A la base, c’était un contrôle routier tout ce qu’il y a de plus banal, cela s’est transformé en un passage à la barre du tribunal correctionnel hier. Un homme de 51 ans a été condamné à 6 mois de prison avec sursis pour rébellion et pas moins de cinq autres délits. Le 30 avril 2025 sur la RD2144 à Vallon-en-Sully, les gendarmes avaient voulu le contrôler pour un défaut d’assurance et de contrôle technique valide.

Jusque-là, rien d’extraordinaire. C’est davantage l’attitude d’un conducteur proche des sphères complotistes qui lui ont valu une comparution en audience collégiale.

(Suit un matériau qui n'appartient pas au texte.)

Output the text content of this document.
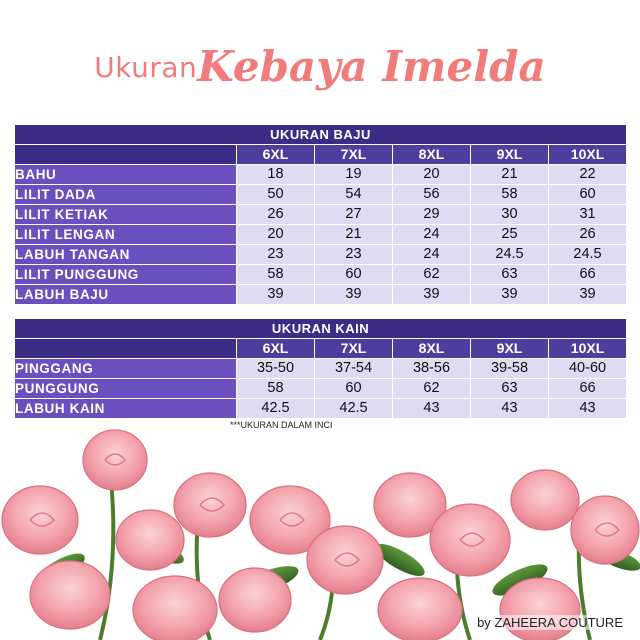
UkuranKebaya Imelda
UKURAN BAJU					
	6XL	7XL	8XL	9XL	10XL
BAHU	18	19	20	21	22
LILIT DADA	50	54	56	58	60
LILIT KETIAK	26	27	29	30	31
LILIT LENGAN	20	21	24	25	26
LABUH TANGAN	23	23	24	24.5	24.5
LILIT PUNGGUNG	58	60	62	63	66
LABUH BAJU	39	39	39	39	39
UKURAN KAIN					
	6XL	7XL	8XL	9XL	10XL
PINGGANG	35-50	37-54	38-56	39-58	40-60
PUNGGUNG	58	60	62	63	66
LABUH KAIN	42.5	42.5	43	43	43
***UKURAN DALAM INCI
by ZAHEERA COUTURE
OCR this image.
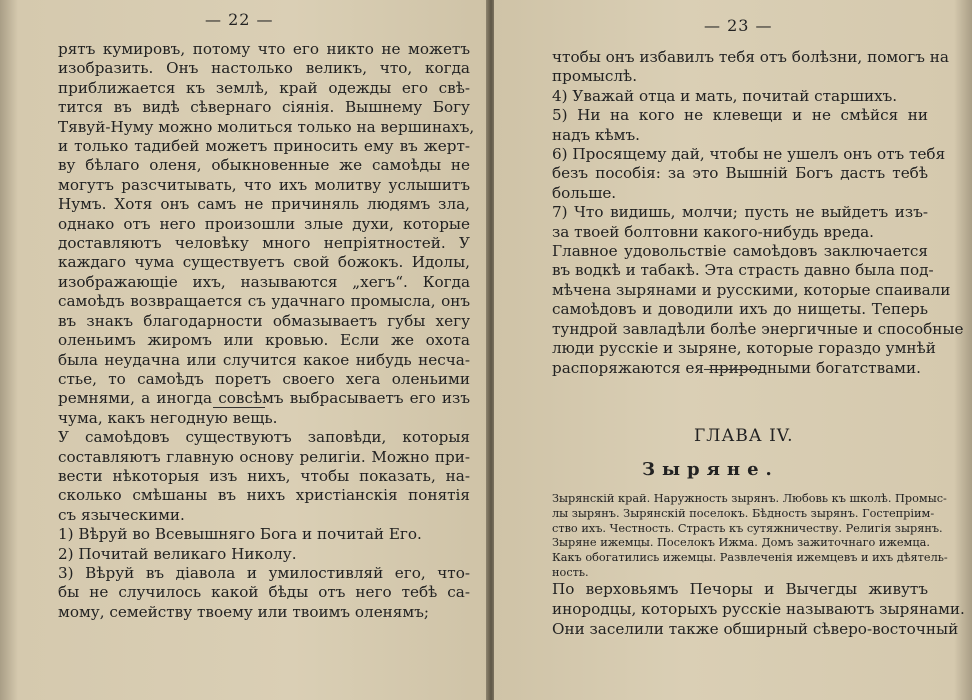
— 22 —
рятъ кумировъ, потому что его никто не можетъ
изобразить. Онъ настолько великъ, что, когда
приближается къ землѣ, край одежды его свѣ-
тится въ видѣ сѣвернаго сіянія. Вышнему Богу
Тявуй-Нуму можно молиться только на вершинахъ,
и только тадибей можетъ приносить ему въ жерт-
ву бѣлаго оленя, обыкновенные же самоѣды не
могутъ разсчитывать, что ихъ молитву услышитъ
Нумъ. Хотя онъ самъ не причиняль людямъ зла,
однако отъ него произошли злые духи, которые
доставляютъ человѣку много непріятностей. У
каждаго чума существуетъ свой божокъ. Идолы,
изображающіе ихъ, называются „хегъ“. Когда
самоѣдъ возвращается съ удачнаго промысла, онъ
въ знакъ благодарности обмазываетъ губы хегу
оленьимъ жиромъ или кровью. Если же охота
была неудачна или случится какое нибудь несча-
стье, то самоѣдъ поретъ своего хега оленьими
ремнями, а иногда совсѣмъ выбрасываетъ его изъ
чума, какъ негодную вещь.
У самоѣдовъ существуютъ заповѣди, которыя
составляютъ главную основу религіи. Можно при-
вести нѣкоторыя изъ нихъ, чтобы показать, на-
сколько смѣшаны въ нихъ христіанскія понятія
съ языческими.
1) Вѣруй во Всевышняго Бога и почитай Его.
2) Почитай великаго Николу.
3) Вѣруй въ діавола и умилостивляй его, что-
бы не случилось какой бѣды отъ него тебѣ са-
мому, семейству твоему или твоимъ оленямъ;
— 23 —
чтобы онъ избавилъ тебя отъ болѣзни, помогъ на
промыслѣ.
4) Уважай отца и мать, почитай старшихъ.
5) Ни на кого не клевещи и не смѣйся ни
надъ кѣмъ.
6) Просящему дай, чтобы не ушелъ онъ отъ тебя
безъ пособія: за это Вышній Богъ дастъ тебѣ
больше.
7) Что видишь, молчи; пусть не выйдетъ изъ-
за твоей болтовни какого-нибудь вреда.
Главное удовольствіе самоѣдовъ заключается
въ водкѣ и табакѣ. Эта страсть давно была под-
мѣчена зырянами и русскими, которые спаивали
самоѣдовъ и доводили ихъ до нищеты. Теперь
тундрой завладѣли болѣе энергичные и способные
люди русскіе и зыряне, которые гораздо умнѣй
распоряжаются ея природными богатствами.
ГЛАВА IV.
Зыряне.
Зырянскій край. Наружность зырянъ. Любовь къ школѣ. Промыс-
лы зырянъ. Зырянскій поселокъ. Бѣдность зырянъ. Гостепріим-
ство ихъ. Честность. Страсть къ сутяжничеству. Религія зырянъ.
Зыряне ижемцы. Поселокъ Ижма. Домъ зажиточнаго ижемца.
Какъ обогатились ижемцы. Развлеченія ижемцевъ и ихъ дѣятель-
ность.
По верховьямъ Печоры и Вычегды живутъ
инородцы, которыхъ русскіе называютъ зырянами.
Они заселили также обширный сѣверо-восточный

A la barre, le prévenu l’admet : "J’avais lu des choses sur Facebook. Je les ai répétées bêtement". Ce qu’il appelle des choses, ce sont en fait des théories complotistes. Alors lorsque les gendarmes lui demandent de décliner son identité, il refuse. "Je ne reconnais pas l’Etat français", leur répond-t-il. Leur carte professionnelle ? "Un faux". Sa voiture ? "Une propriété privée" dans laquelle il estime avoir le droit de rester. Il faudra l’arrivée d’une deuxième patrouille pour qu’il en descende de force, après s’être longuement accroché au volant.

Cette posture, il la conserve en garde-à-vue, en refusant de boire ou de manger de peur, dit-il alors, "que son ADN soit relevée". Un an plus tard, cet ancien chauffeur routier assure avoir beaucoup réfléchi. "Je ne sais pas pourquoi j’ai dit tant d’âneries à la seconde". Son avocat le décrit comme fragile. "Après le décès de ma mère et de ma sœur, je m’étais réfugié dans les réseaux sociaux". Qu’il assure aujourd’hui "éviter".

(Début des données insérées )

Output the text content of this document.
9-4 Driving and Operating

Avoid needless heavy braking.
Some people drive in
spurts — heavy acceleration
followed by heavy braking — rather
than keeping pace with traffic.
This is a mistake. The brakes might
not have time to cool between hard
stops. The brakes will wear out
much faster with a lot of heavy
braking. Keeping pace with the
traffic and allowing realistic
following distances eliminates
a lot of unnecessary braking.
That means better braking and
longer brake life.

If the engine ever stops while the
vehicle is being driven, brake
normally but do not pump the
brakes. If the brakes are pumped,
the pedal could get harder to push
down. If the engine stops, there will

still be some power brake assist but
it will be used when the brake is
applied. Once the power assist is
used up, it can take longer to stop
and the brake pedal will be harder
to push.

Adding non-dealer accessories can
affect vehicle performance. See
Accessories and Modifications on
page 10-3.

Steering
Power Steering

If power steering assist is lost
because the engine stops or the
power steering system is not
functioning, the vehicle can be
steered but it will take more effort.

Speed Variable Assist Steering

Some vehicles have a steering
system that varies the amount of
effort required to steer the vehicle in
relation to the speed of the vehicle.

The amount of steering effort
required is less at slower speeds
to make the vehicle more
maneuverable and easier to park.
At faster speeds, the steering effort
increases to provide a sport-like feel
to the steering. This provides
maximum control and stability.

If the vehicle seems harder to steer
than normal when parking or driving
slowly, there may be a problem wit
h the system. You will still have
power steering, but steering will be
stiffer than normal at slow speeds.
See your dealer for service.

Pour convaincre le tribunal, il a mis en avant son engagement dans une association qui vient en aide aux personnes victimes d’effets indésirables… dus à des vaccins.

Le parquet avait également sollicité une peine de 105 heures de travail d’intérêt général (TIG) à exécuter, qui n’a pas été retenue par le tribunal. Le prévenu écope en revanche de 250 euros d’amende.